Since the new Kansas law states that, “no registered home inspector may…limit the amount of damages for liability for any errors and omissions which may arise during a home inspection to less than $10,000 in the aggregate for each home inspection” and since I’m being required to have a “policy of errors and omissions insurance coverage”, I was curious of a few things.
First, I’m thankful for NACHI including in the inspection agreement site the following paragraph for it’s Kansas members:
“INSPECTOR assumes no liability for the cost of repair or replacement of unreported defects or deficiencies either current or arising in the future. CLIENT acknowledges that the liability of INSPECTOR, its agents, employees, for claims or damages, costs of defense or suit, attorney’s fees and expenses and payments arising out of or related to the INSPECTOR’s negligence or breach of any obligation under this Agreement, including errors and omissions in the inspection or the report, shall be limited to $10,001.00, and this liability shall be exclusive…”

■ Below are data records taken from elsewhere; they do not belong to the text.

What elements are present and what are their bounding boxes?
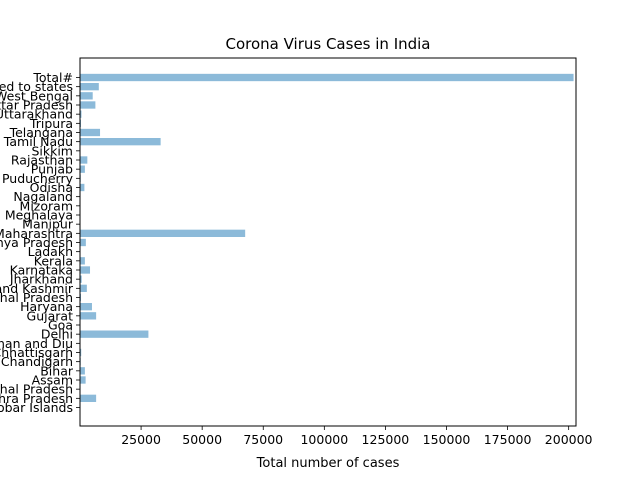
x-tick-label: 125000: [362, 432, 410, 447]
y-tick-label: Madhya Pradesh: [0, 235, 73, 250]
y-tick-label: Odisha: [30, 180, 73, 195]
y-tick-label: Delhi: [41, 327, 73, 342]
y-tick-label: Tripura: [29, 116, 73, 131]
bar: [80, 138, 161, 146]
x-tick-label: 200000: [545, 432, 593, 447]
bar: [80, 73, 574, 82]
y-tick-label: Rajasthan: [11, 153, 73, 168]
bar: [80, 238, 86, 247]
bar: [80, 394, 97, 402]
bar: [80, 229, 246, 237]
bar: [80, 110, 82, 118]
y-tick-label: Puducherry: [2, 171, 74, 186]
y-tick-label: Jammu and Kashmir: [0, 281, 74, 296]
x-tick-label: 175000: [484, 432, 532, 447]
y-tick-label: Haryana: [20, 299, 73, 314]
bar: [80, 367, 85, 375]
y-tick-label: Maharashtra: [0, 226, 73, 241]
y-tick-label: Kerala: [34, 253, 73, 268]
y-tick-label: Total#: [32, 70, 73, 85]
bar: [80, 275, 82, 283]
y-tick-label: Sikkim: [31, 143, 73, 158]
x-axis-ticks: 25000 50000 75000 100000 125000 150000 175000 2…: [121, 426, 593, 447]
bar: [80, 330, 149, 338]
y-tick-label: Jharkhand: [9, 272, 73, 287]
bar: [80, 284, 87, 292]
y-axis-ticks: Total#Cases being reassigned to statesWe…: [0, 70, 80, 415]
plot-frame: [79, 57, 577, 427]
y-tick-label: Punjab: [31, 162, 73, 177]
x-tick-label: 25000: [121, 432, 161, 447]
y-tick-label: Telangana: [9, 125, 73, 140]
bar: [80, 266, 91, 274]
y-tick-label: Chhattisgarh: [0, 345, 73, 360]
y-tick-label: Manipur: [22, 217, 74, 232]
x-axis-label: Total number of cases: [256, 456, 400, 471]
y-tick-label: Uttarakhand: [0, 107, 73, 122]
y-tick-label: Cases being reassigned to states: [0, 79, 73, 94]
y-tick-label: Himachal Pradesh: [0, 290, 73, 305]
y-tick-label: Mizoram: [20, 198, 73, 213]
y-tick-label: Ladakh: [28, 244, 73, 259]
bar: [80, 156, 88, 164]
bar: [80, 376, 86, 384]
chart-title: Corona Virus Cases in India: [225, 35, 430, 53]
y-tick-label: Uttar Pradesh: [0, 98, 73, 113]
bar: [80, 257, 85, 265]
y-tick-label: Bihar: [40, 363, 74, 378]
bar: [80, 128, 101, 137]
y-tick-label: Assam: [32, 373, 73, 388]
y-tick-label: Meghalaya: [5, 208, 73, 223]
bar: [80, 92, 93, 100]
bar: [80, 348, 82, 357]
x-tick-label: 50000: [182, 432, 222, 447]
y-tick-label: Dadra and Nagar Haveli and Daman and Diu: [0, 336, 73, 351]
y-tick-label: Andaman and Nicobar Islands: [0, 400, 73, 415]
bar: [80, 303, 92, 311]
y-tick-label: Gujarat: [27, 308, 74, 323]
y-tick-label: Nagaland: [13, 189, 73, 204]
y-tick-label: Goa: [48, 318, 73, 333]
y-tick-label: West Bengal: [0, 88, 73, 103]
y-tick-label: Arunachal Pradesh: [0, 382, 73, 397]
bar: [80, 165, 85, 173]
bar: [80, 183, 85, 192]
y-tick-label: Tamil Nadu: [3, 134, 73, 149]
y-tick-label: Andhra Pradesh: [0, 391, 73, 406]
y-tick-label: Karnataka: [10, 263, 73, 278]
bars-group: [80, 73, 574, 412]
x-tick-label: 100000: [300, 432, 348, 447]
x-tick-label: 150000: [423, 432, 471, 447]
bar: [80, 83, 99, 91]
x-tick-label: 75000: [243, 432, 283, 447]
y-tick-label: Chandigarh: [1, 354, 73, 369]
bar: [80, 101, 96, 109]
bar: [80, 312, 97, 320]
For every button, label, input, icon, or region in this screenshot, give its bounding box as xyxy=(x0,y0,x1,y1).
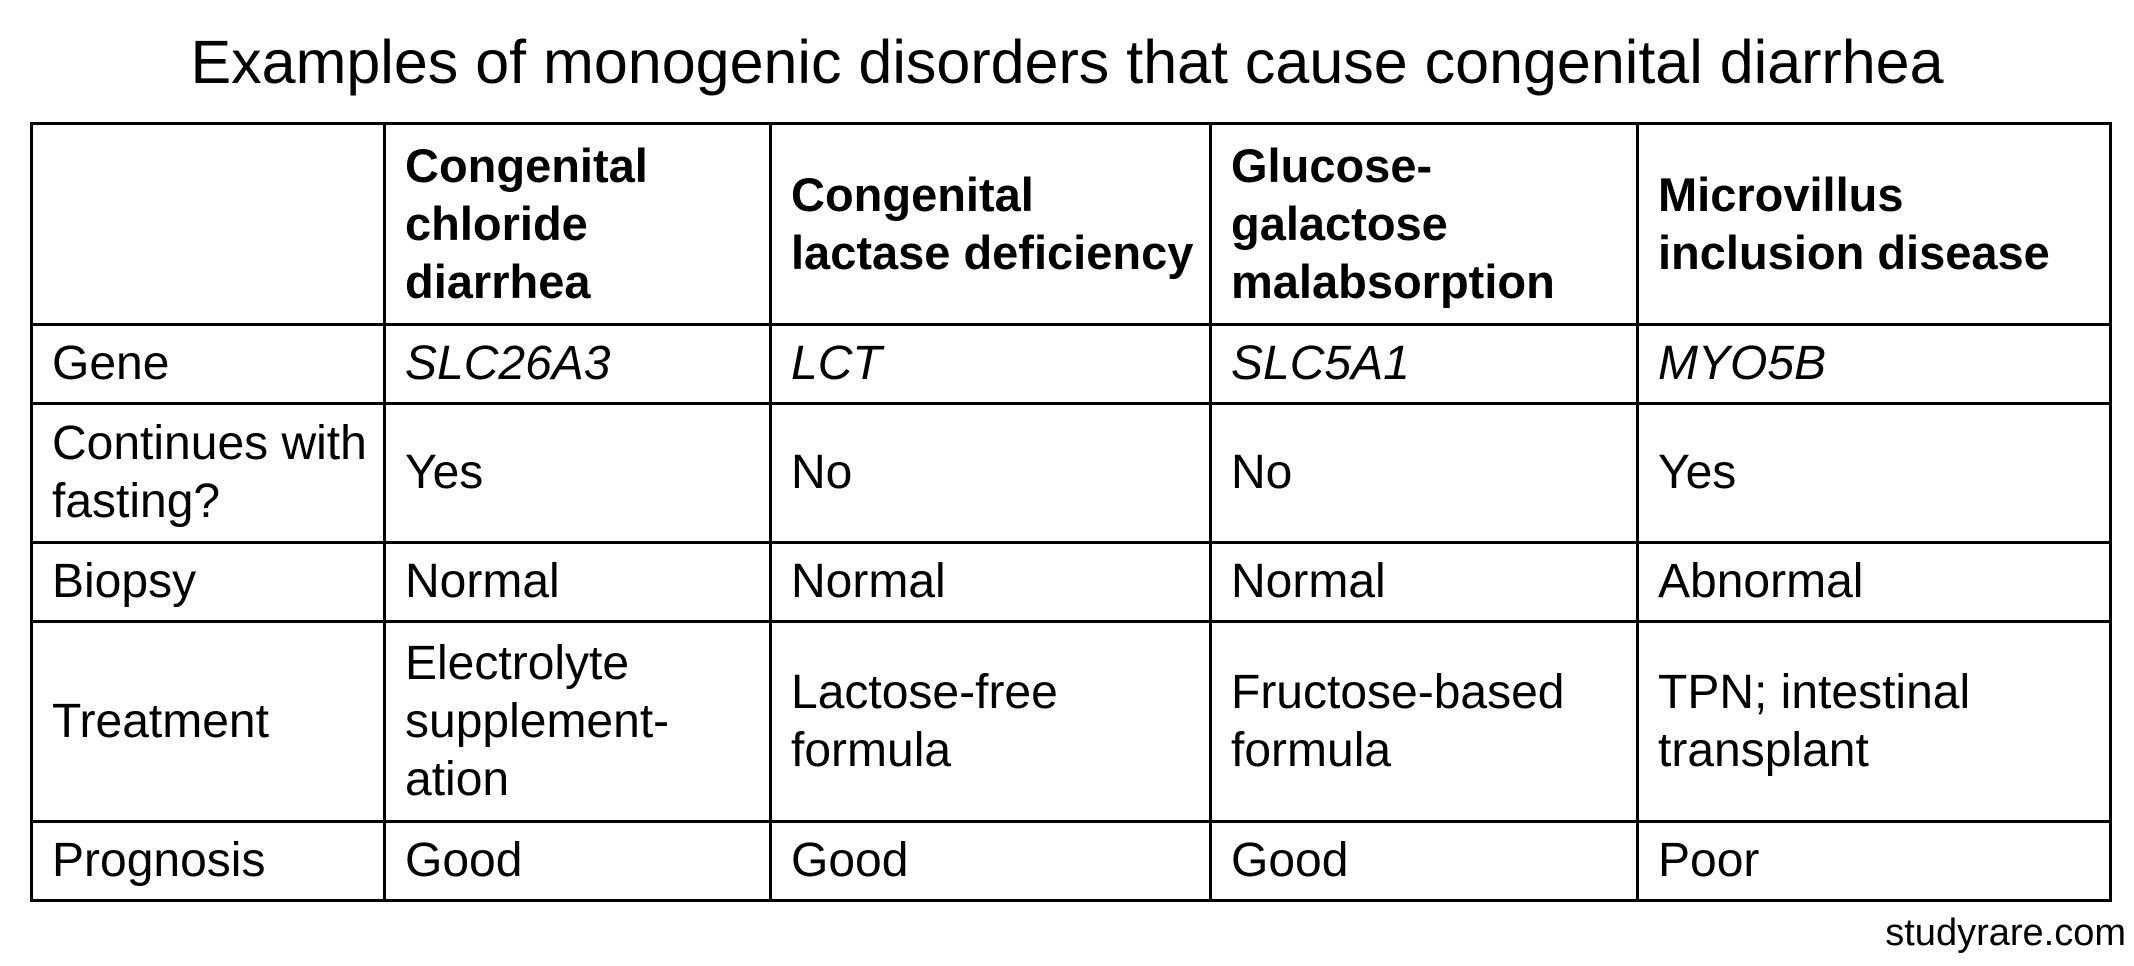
table-cell: Normal xyxy=(1209,541,1639,623)
table-row: Biopsy Normal Normal Normal Abnormal xyxy=(30,541,2112,623)
table-cell: Abnormal xyxy=(1636,541,2112,623)
table-cell: Fructose-based formula xyxy=(1209,620,1639,823)
title: Examples of monogenic disorders that cau… xyxy=(190,28,1944,96)
row-label: Biopsy xyxy=(30,541,386,623)
column-header: Microvillus inclusion disease xyxy=(1636,122,2112,326)
table-cell: Lactose-free formula xyxy=(769,620,1212,823)
corner-cell xyxy=(30,122,386,326)
table-cell: Yes xyxy=(383,402,772,544)
table-cell: Electrolyte supplement-ation xyxy=(383,620,772,823)
row-label: Treatment xyxy=(30,620,386,823)
source: studyrare.com xyxy=(1885,912,2126,954)
table-cell: Normal xyxy=(769,541,1212,623)
column-header: Congenital chloride diarrhea xyxy=(383,122,772,326)
row-label: Prognosis xyxy=(30,820,386,902)
table-cell: Good xyxy=(1209,820,1639,902)
column-header: Glucose-galactose malabsorption xyxy=(1209,122,1639,326)
table-cell: Yes xyxy=(1636,402,2112,544)
table-cell: No xyxy=(769,402,1212,544)
table-row: Treatment Electrolyte supplement-ation Lac… xyxy=(30,620,2112,823)
row-label: Gene xyxy=(30,323,386,405)
table-row: Continues with fasting? Yes No No Yes xyxy=(30,402,2112,544)
row-label: Continues with fasting? xyxy=(30,402,386,544)
table-cell: Poor xyxy=(1636,820,2112,902)
table-row: Prognosis Good Good Good Poor xyxy=(30,820,2112,902)
table-cell: MYO5B xyxy=(1636,323,2112,405)
table-cell: Good xyxy=(769,820,1212,902)
table-cell: LCT xyxy=(769,323,1212,405)
table-cell: SLC26A3 xyxy=(383,323,772,405)
header-row: Congenital chloride diarrhea Congenital l… xyxy=(30,122,2112,326)
table-cell: No xyxy=(1209,402,1639,544)
table-cell: SLC5A1 xyxy=(1209,323,1639,405)
comparison-table: Congenital chloride diarrhea Congenital l… xyxy=(30,122,2112,902)
table-cell: Good xyxy=(383,820,772,902)
table-cell: TPN; intestinal transplant xyxy=(1636,620,2112,823)
table-row: Gene SLC26A3 LCT SLC5A1 MYO5B xyxy=(30,323,2112,405)
column-header: Congenital lactase deficiency xyxy=(769,122,1212,326)
table-cell: Normal xyxy=(383,541,772,623)
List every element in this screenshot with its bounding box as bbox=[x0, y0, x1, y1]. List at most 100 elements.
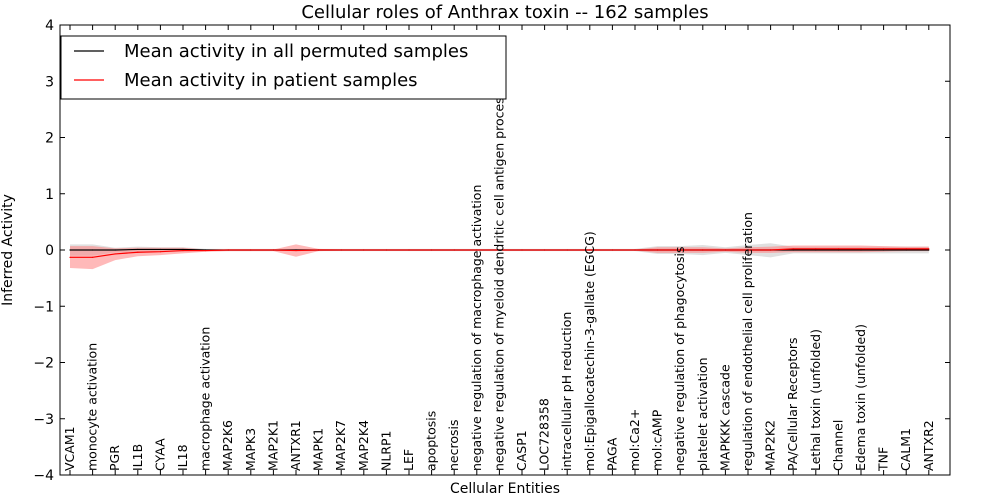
data-point-series-2 bbox=[431, 249, 433, 251]
x-tick-label: necrosis bbox=[446, 420, 461, 472]
x-tick-label: CALM1 bbox=[898, 428, 913, 471]
x-tick-label: regulation of endothelial cell prolifera… bbox=[740, 212, 755, 471]
y-tick-label: 4 bbox=[45, 18, 54, 34]
data-point-series-2 bbox=[724, 249, 727, 251]
x-tick-label: Lethal toxin (unfolded) bbox=[808, 329, 823, 471]
data-point-series-2 bbox=[137, 251, 139, 253]
y-tick-label: 0 bbox=[45, 243, 54, 259]
y-tick-label: 1 bbox=[45, 187, 54, 203]
data-point-series-1 bbox=[860, 249, 862, 251]
x-tick-label: negative regulation of macrophage activa… bbox=[469, 185, 484, 471]
data-point-series-2 bbox=[589, 249, 591, 251]
data-point-series-1 bbox=[182, 248, 184, 251]
data-point-series-2 bbox=[634, 249, 636, 251]
x-tick-label: Edema toxin (unfolded) bbox=[853, 324, 868, 471]
x-axis-label: Cellular Entities bbox=[450, 481, 560, 497]
x-tick-label: MAP2K4 bbox=[356, 420, 371, 471]
x-tick-label: MAP2K2 bbox=[763, 420, 778, 471]
data-point-series-2 bbox=[340, 249, 342, 251]
data-point-series-2 bbox=[747, 249, 749, 251]
x-tick-label: TNF bbox=[876, 447, 891, 472]
data-point-series-2 bbox=[679, 249, 681, 251]
data-point-series-2 bbox=[476, 249, 478, 251]
data-point-series-2 bbox=[205, 249, 207, 252]
x-tick-label: macrophage activation bbox=[198, 327, 213, 471]
data-point-series-1 bbox=[159, 248, 161, 251]
x-tick-label: CASP1 bbox=[514, 430, 529, 471]
data-point-series-2 bbox=[815, 248, 817, 250]
x-tick-label: PGR bbox=[107, 445, 122, 471]
series-lines bbox=[69, 248, 930, 258]
data-point-series-2 bbox=[453, 249, 455, 251]
data-point-series-2 bbox=[792, 248, 794, 250]
data-point-series-2 bbox=[544, 249, 546, 251]
data-point-series-2 bbox=[363, 249, 365, 251]
x-tick-label: PA/Cellular Receptors bbox=[785, 337, 800, 471]
x-tick-label: monocyte activation bbox=[85, 343, 100, 471]
x-tick-label: ANTXR1 bbox=[288, 420, 303, 471]
y-tick-label: −4 bbox=[33, 468, 54, 484]
x-tick-label: MAP2K7 bbox=[333, 420, 348, 471]
data-point-series-2 bbox=[318, 249, 320, 251]
x-tick-label: NLRP1 bbox=[378, 431, 393, 472]
data-point-series-2 bbox=[498, 249, 500, 251]
y-tick-label: 3 bbox=[45, 74, 54, 90]
y-tick-label: −3 bbox=[33, 412, 54, 428]
data-point-series-1 bbox=[792, 249, 794, 251]
data-point-series-2 bbox=[928, 248, 930, 250]
y-tick-label: 2 bbox=[45, 131, 54, 147]
data-point-series-1 bbox=[69, 249, 71, 251]
x-tick-label: PAGA bbox=[604, 437, 619, 471]
data-point-series-1 bbox=[928, 249, 930, 251]
data-point-series-2 bbox=[69, 256, 71, 258]
data-point-series-2 bbox=[159, 251, 161, 253]
data-point-series-2 bbox=[521, 249, 523, 251]
data-point-series-2 bbox=[837, 248, 840, 250]
y-tick-label: −1 bbox=[33, 299, 54, 315]
data-point-series-2 bbox=[92, 256, 94, 258]
data-point-series-1 bbox=[92, 249, 94, 251]
x-tick-label: intracellular pH reduction bbox=[559, 312, 574, 471]
x-tick-label: negative regulation of phagocytosis bbox=[672, 246, 687, 471]
data-point-series-1 bbox=[137, 248, 139, 251]
data-point-series-1 bbox=[114, 249, 116, 251]
data-point-series-2 bbox=[114, 253, 116, 255]
data-point-series-2 bbox=[295, 249, 297, 252]
x-tick-label: LOC728358 bbox=[537, 398, 552, 471]
x-tick-label: negative regulation of myeloid dendritic… bbox=[491, 44, 506, 471]
x-tick-label: mol:Ca2+ bbox=[627, 409, 642, 471]
x-tick-label: MAPKKK cascade bbox=[717, 364, 732, 471]
data-point-series-1 bbox=[837, 249, 840, 251]
chart-title: Cellular roles of Anthrax toxin -- 162 s… bbox=[301, 2, 708, 23]
data-point-series-1 bbox=[883, 249, 885, 251]
data-point-series-2 bbox=[657, 249, 659, 251]
y-axis-label: Inferred Activity bbox=[0, 194, 16, 306]
legend-box bbox=[60, 35, 507, 100]
data-point-series-2 bbox=[905, 248, 907, 250]
data-point-series-2 bbox=[250, 249, 252, 251]
data-point-series-1 bbox=[905, 249, 907, 251]
data-point-series-2 bbox=[702, 249, 704, 251]
x-tick-label: mol:Epigallocatechin-3-gallate (EGCG) bbox=[582, 231, 597, 471]
data-point-series-2 bbox=[272, 249, 274, 251]
x-tick-label: MAPK3 bbox=[243, 428, 258, 471]
data-point-series-2 bbox=[611, 249, 614, 251]
data-point-series-2 bbox=[408, 249, 410, 251]
legend-label-2: Mean activity in patient samples bbox=[124, 70, 418, 91]
data-point-series-1 bbox=[815, 249, 817, 251]
y-tick-label: −2 bbox=[33, 356, 54, 372]
x-tick-label: IL18 bbox=[175, 444, 190, 471]
data-point-series-2 bbox=[182, 249, 184, 252]
data-point-series-2 bbox=[385, 249, 387, 251]
x-tick-label: IL1B bbox=[130, 444, 145, 471]
x-tick-label: mol:cAMP bbox=[650, 409, 665, 471]
x-tick-label: apoptosis bbox=[424, 411, 439, 471]
legend: Mean activity in all permuted samples Mea… bbox=[60, 35, 507, 100]
data-point-series-2 bbox=[770, 249, 772, 251]
x-tick-label: VCAM1 bbox=[62, 426, 77, 471]
x-tick-label: MAP2K6 bbox=[220, 420, 235, 471]
x-tick-label: MAPK1 bbox=[311, 428, 326, 471]
y-axis: −4 −3 −2 −1 0 1 2 3 4 bbox=[33, 18, 950, 484]
x-tick-label: Channel bbox=[830, 420, 845, 471]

So if I include this in my pre-inspection agreement and have it signed, then do an inspection and miss something big, get sued and am found negligent; the most I can get sued for is $10,001? Even if what I missed would cost the buyer way more than that to fix? Do the courts honor that?
And I ask this based off of a conversation with an insurance agent who I was getting quotes from for insurance. Early on, prior to discussing the $10,000 clause, he said in terms of E&O, whether I had $10,000 or $300,000 probably was going to cost about the same. But after I mentioned the clause and said there was no need for that much since my liability was limited, he agreed as long as the courts would honor that. So he said if I could provide documentation, he could probably get a far better quote. But also recommended I double-check that to make sure that’s accurate. Am I correct in saying that all the E&O insurance I would need for a given inspection would be the $10,001?
If there wasn’t much difference in price between $10,000 and $50,000, should I go with more?
Have you ever lost a client because of the amount of the limit of liability in your contract?